We can confidently state that PLA is indeed a biodegradable polymer. Apart from being a marketing term, PLA stands out among other plastics used extensively in different industries because it can biodegrade over time – in a matter of months, even if the conditions are right. However, we have to admit that sometimes, biodegradable is a stretch too far and too thinly, as in biodegradable plastics. For one, PLA is certainly not like kitchen refuse, where it only takes a matter of days before nature can claim the material again, doing no damage at all to the environment. Kitchen waste does not have any long-standing ill effects on the environment, and it can even be used for composting and making gardens bloom.
On the other hand, Plastics will only degrade after several hundred years, making them one of the biggest threats to nature and humans at the moment. Plastics are a huge threat to the environment because they pollute everything, from the land to the water. Plastic waste in the ocean is another issue altogether as it harms the marine ecology in so many ways.
Is PLA Plastic Toxic?
PLA is tagged as nontoxic, and on its own, it is unlikely to cause any more injury to a human or animal. However, just because PLA is derived from cornstarch doesn’t mean it is completely safe to eat. For one, PLA is rarely manufactured in its pure form. As we have mentioned earlier, PLA can be combined with other materials like metal oxides to toughen up the material.
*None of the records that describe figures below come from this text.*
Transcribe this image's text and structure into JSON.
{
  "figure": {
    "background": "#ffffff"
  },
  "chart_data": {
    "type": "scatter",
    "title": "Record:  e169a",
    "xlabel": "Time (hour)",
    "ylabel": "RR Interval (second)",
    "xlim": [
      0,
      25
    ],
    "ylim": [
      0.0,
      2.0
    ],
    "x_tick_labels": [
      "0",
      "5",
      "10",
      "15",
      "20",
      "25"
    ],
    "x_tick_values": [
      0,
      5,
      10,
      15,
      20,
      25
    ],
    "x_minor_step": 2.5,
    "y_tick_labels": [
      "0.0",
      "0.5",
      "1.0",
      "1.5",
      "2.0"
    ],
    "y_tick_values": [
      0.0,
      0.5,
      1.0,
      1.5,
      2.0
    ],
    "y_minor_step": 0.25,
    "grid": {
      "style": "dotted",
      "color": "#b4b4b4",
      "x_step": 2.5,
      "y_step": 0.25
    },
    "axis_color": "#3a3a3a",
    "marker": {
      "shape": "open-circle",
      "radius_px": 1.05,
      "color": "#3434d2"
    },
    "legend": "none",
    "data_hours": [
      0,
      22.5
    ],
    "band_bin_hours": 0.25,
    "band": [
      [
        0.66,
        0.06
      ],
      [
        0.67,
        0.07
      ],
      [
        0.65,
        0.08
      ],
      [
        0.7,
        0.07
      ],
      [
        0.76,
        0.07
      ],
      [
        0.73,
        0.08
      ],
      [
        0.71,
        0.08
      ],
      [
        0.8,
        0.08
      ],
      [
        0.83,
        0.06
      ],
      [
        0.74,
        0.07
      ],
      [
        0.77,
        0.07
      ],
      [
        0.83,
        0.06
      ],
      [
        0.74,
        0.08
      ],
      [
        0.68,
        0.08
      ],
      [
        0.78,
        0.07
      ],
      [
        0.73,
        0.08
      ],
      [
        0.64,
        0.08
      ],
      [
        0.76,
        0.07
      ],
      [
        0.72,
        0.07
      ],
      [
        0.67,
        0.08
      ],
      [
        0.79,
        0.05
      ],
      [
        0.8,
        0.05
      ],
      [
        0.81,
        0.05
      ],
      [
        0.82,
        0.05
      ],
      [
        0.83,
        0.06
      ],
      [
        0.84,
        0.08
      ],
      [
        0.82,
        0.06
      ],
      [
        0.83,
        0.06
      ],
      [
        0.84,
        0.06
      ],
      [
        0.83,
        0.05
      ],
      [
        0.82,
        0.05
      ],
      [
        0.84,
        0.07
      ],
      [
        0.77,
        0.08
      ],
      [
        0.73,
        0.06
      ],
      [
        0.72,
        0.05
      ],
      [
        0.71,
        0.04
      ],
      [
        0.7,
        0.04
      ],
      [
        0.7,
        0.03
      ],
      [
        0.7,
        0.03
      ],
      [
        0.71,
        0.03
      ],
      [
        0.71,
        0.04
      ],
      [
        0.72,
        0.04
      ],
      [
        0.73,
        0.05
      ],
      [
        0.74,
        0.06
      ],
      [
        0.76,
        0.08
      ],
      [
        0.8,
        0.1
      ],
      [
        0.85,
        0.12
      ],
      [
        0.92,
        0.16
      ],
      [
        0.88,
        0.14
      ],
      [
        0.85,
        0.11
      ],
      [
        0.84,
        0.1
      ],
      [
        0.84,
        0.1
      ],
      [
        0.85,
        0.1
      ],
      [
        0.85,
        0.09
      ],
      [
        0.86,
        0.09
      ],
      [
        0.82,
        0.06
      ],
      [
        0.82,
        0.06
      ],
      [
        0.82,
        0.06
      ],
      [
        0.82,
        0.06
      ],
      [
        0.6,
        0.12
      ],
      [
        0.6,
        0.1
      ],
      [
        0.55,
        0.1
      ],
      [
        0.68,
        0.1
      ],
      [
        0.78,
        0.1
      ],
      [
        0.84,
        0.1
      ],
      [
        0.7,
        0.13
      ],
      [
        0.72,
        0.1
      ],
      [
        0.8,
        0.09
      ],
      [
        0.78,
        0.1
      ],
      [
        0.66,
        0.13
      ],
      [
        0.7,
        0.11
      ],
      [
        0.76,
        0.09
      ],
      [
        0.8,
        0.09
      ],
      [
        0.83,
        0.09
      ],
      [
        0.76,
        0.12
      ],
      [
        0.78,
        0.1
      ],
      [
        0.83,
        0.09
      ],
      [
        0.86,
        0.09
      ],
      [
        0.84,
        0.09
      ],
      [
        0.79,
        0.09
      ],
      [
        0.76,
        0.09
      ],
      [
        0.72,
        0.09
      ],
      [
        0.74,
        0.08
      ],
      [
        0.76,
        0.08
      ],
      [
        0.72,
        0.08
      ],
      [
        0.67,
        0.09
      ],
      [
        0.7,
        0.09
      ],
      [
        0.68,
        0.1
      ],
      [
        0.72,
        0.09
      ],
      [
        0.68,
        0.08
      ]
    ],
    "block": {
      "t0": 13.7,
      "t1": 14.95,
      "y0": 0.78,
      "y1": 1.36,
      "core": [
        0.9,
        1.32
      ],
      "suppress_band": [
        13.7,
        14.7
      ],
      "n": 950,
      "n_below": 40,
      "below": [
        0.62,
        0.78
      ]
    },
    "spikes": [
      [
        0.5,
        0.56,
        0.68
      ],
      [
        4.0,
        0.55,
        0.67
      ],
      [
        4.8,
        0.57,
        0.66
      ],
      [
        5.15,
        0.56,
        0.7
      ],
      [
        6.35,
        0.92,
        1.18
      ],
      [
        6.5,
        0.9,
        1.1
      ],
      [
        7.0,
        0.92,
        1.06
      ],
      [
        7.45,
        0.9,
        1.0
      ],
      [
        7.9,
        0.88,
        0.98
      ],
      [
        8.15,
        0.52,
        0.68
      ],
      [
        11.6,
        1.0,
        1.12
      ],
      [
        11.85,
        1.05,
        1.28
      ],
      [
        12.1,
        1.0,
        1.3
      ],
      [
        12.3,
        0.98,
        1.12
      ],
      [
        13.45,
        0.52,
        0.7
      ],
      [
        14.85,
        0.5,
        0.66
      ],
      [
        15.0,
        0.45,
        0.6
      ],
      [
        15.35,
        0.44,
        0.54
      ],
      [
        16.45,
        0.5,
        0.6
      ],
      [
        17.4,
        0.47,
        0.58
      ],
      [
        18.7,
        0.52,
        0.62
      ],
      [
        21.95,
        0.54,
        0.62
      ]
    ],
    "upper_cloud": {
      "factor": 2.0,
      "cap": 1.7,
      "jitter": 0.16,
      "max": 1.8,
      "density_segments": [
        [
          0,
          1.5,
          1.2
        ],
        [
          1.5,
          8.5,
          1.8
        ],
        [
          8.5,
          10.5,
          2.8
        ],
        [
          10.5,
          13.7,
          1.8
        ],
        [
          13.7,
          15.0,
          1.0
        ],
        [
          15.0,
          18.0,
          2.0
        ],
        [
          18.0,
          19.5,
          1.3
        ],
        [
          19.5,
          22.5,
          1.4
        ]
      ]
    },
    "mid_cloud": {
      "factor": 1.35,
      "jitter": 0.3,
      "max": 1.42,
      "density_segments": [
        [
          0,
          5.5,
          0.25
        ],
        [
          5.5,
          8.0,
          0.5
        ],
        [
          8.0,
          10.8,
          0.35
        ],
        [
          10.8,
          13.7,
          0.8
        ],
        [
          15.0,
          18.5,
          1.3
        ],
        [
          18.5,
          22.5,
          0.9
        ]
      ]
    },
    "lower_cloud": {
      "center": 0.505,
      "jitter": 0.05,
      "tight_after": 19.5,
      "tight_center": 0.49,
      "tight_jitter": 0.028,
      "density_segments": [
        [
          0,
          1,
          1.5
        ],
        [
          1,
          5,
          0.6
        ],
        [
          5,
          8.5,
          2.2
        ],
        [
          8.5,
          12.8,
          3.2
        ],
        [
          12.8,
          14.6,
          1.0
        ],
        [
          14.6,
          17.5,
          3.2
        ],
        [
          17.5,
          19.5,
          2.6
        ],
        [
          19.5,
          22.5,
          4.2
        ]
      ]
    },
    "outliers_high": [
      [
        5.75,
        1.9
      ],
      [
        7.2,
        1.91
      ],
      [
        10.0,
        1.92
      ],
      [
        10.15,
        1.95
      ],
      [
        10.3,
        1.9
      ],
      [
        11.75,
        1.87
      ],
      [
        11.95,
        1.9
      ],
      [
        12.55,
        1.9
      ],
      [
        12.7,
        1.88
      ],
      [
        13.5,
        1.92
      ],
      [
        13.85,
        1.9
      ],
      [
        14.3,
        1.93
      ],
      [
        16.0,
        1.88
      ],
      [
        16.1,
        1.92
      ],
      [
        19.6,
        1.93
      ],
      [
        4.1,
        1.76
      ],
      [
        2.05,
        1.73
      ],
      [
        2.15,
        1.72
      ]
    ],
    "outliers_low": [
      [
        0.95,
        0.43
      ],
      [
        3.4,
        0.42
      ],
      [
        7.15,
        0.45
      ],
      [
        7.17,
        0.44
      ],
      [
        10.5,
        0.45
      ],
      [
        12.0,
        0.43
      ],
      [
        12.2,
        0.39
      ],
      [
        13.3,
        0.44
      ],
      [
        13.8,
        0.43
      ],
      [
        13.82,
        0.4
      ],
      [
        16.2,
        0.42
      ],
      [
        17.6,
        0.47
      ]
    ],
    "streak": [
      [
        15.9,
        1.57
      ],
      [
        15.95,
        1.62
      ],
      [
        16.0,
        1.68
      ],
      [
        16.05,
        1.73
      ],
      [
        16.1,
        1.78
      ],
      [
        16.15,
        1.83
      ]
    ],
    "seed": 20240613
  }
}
The presence of other chemical compounds makes the end product unsafe for consumption.
People often ask if it’s okay for their pets to ingest PLA materials. As you know, PLA is one of the most popular thermoplastics used for 3D printing. People are now using PLA to print decorations and other pet care items, especially toys and other aesthetic items. Sometimes, animals take a bit from the physical objects in their environment, raising the question of how safe it is for animals, too?
Is PLA Plastic BPA Free?
PLA does not contain BPA, so it is a properly BPA-free thermoplastic. PLA is derived from a renewable source of raw material, from different crops such as starch from Asia and chips. Tapioca starch is also used in producing this awesome organic polymer. But that doesn’t mean that PLA isn’t reliable or durable. PLA has the same characteristics (almost) as conventional polymers and is just as durable. PLA is so reliable that it can be used for both engineering and medical purposes.
PLA plastic properties
Below are some characteristics of PLA:
- The exact characteristics of PLA are dependent on what was added to the PLA in the first place. Regular PLA used for 3D printing are often combined with special dyes for obvious reason. Pure PLA is either white or colorless, in filament form.
- PLA combined with polyester is very durable and can be used for all kinds of textile applications. This is called the polyester PLA blend. The variability of the percentage of PLA will determine the specific strength of the final product.
- The settings of the injection molding process also have an impact on the physical characteristics of PLA. Unblended PLA is tough, but the addition of a second material often toughens the composition properly to enhance mechanical strength.
How to Make PLA Plastic?
How is PLA made?
The most basic description of PLA’s production process is it is essentially fermenting a source of carbohydrates under very controlled conditions. The fermentation process’s goal is to eventually produce lactic acid, or what is called lactide monomers. The product of carbohydrate fermentation will eventually be turned into a polymerized form, called PLA. Corn is first milled (wet milling) until the cornstarch is naturally separated from the husk and all the other unnecessary elements. The separated starch from the corn is then combined with enzymes and acid before introducing the heat source. The heating of the separated starch produces a chemical breakdown, which then produces D-glucose, also known as corn sugar. The resulting corn sugar eventually breaks down further into L-lactic acid. The L-lactic acid is essentially the foundation of the PLA that we are all familiar with right now. There are two methods of creating PLA. The first method focuses on using lactide, while the second one is direct polymerization. Either way, the desired PLA emerges from the reactions.